Journal of Physical Chemistry B, Vol.106, No.39, 10233-10241, 2002
Reaction coupling, acceptor pK, and diffusion control in light induced proton release of bacteriorhodopsin
The mechanism of proton release to the bulk during the photocycle of bacteriorhodopsin has been studied by absorbance measurements using pyranine as indicator. The initial absorbance change of the indicator is characterized by a sigmoidal shape, reflecting coupling of proton pumping with transfer of protons to the indicator. The time constants of pumping (tau(1) = 20 to 50 mus) and of transfer to the indicator (tau(2) = 0.4 to 1.5 ms) decrease with increasing pyranine concentration, consistent with coupling of an intra-and a bimolecular reaction step. Proton transfer by buffers is dependent on their pK value.
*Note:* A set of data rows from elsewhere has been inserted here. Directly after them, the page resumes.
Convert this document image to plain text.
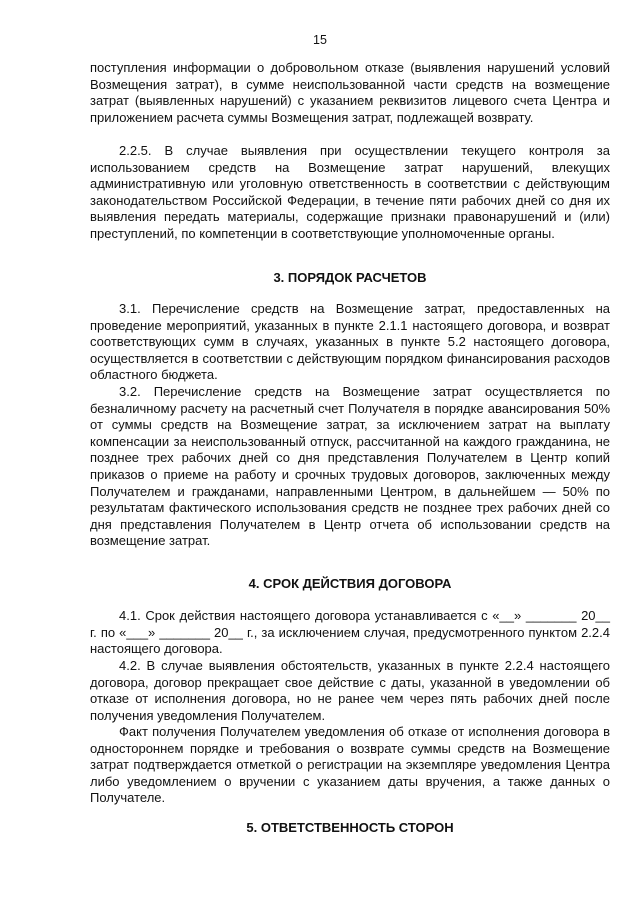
15

поступления информации о добровольном отказе (выявления нарушений условий Возмещения затрат), в сумме неиспользованной части средств на возмещение затрат (выявленных нарушений) с указанием реквизитов лицевого счета Центра и приложением расчета суммы Возмещения затрат, подлежащей возврату.

2.2.5. В случае выявления при осуществлении текущего контроля за использованием средств на Возмещение затрат нарушений, влекущих административную или уголовную ответственность в соответствии с действующим законодательством Российской Федерации, в течение пяти рабочих дней со дня их выявления передать материалы, содержащие признаки правонарушений и (или) преступлений, по компетенции в соответствующие уполномоченные органы.

3. ПОРЯДОК РАСЧЕТОВ

3.1. Перечисление средств на Возмещение затрат, предоставленных на проведение мероприятий, указанных в пункте 2.1.1 настоящего договора, и возврат соответствующих сумм в случаях, указанных в пункте 5.2 настоящего договора, осуществляется в соответствии с действующим порядком финансирования расходов областного бюджета.

3.2. Перечисление средств на Возмещение затрат осуществляется по безналичному расчету на расчетный счет Получателя в порядке авансирования 50% от суммы средств на Возмещение затрат, за исключением затрат на выплату компенсации за неиспользованный отпуск, рассчитанной на каждого гражданина, не позднее трех рабочих дней со дня представления Получателем в Центр копий приказов о приеме на работу и срочных трудовых договоров, заключенных между Получателем и гражданами, направленными Центром, в дальнейшем — 50% по результатам фактического использования средств не позднее трех рабочих дней со дня представления Получателем в Центр отчета об использовании средств на возмещение затрат.

4. СРОК ДЕЙСТВИЯ ДОГОВОРА

4.1. Срок действия настоящего договора устанавливается с «__» _______ 20__ г. по «___» _______ 20__ г., за исключением случая, предусмотренного пунктом 2.2.4 настоящего договора.

4.2. В случае выявления обстоятельств, указанных в пункте 2.2.4 настоящего договора, договор прекращает свое действие с даты, указанной в уведомлении об отказе от исполнения договора, но не ранее чем через пять рабочих дней после получения уведомления Получателем.

Факт получения Получателем уведомления об отказе от исполнения договора в одностороннем порядке и требования о возврате суммы средств на Возмещение затрат подтверждается отметкой о регистрации на экземпляре уведомления Центра либо уведомлением о вручении с указанием даты вручения, а также данных о Получателе.

5. ОТВЕТСТВЕННОСТЬ СТОРОН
The most efficient buffer in the test proved to be borate; in the presence of similar to1 m-M borate protons appeared in the bulk with a time constant of tau(2) approximate to 60 mus. The data are described by simple reaction mechanisms. The rate constants of proton transfer are consistent with a standard dependence on the pK difference between donor and acceptor, but apparently other factors like size and charge of the acceptor contribute as well. The rate constants of proton transfer from bacteriorhodopsin to acceptors with a favorable pK are at the limit of diffusion control. However, the data indicate the existence of a separate intramolecular reaction step for most acceptors, which seems to reflect proton transfer from the release cavity of bacteriorhodopsin to the periphery for acceptors, which cannot approach this cavity because of steric, electrostatic, and/or other factors. Crystal structures of bacteriorhodopsin support the interpretation that the release site is not directly accessible for acceptors such as pyranine. Proton transfer to borate is without barrier and, thus, there is no general diffusion barrier in the proton release of bacteriorhodopsin.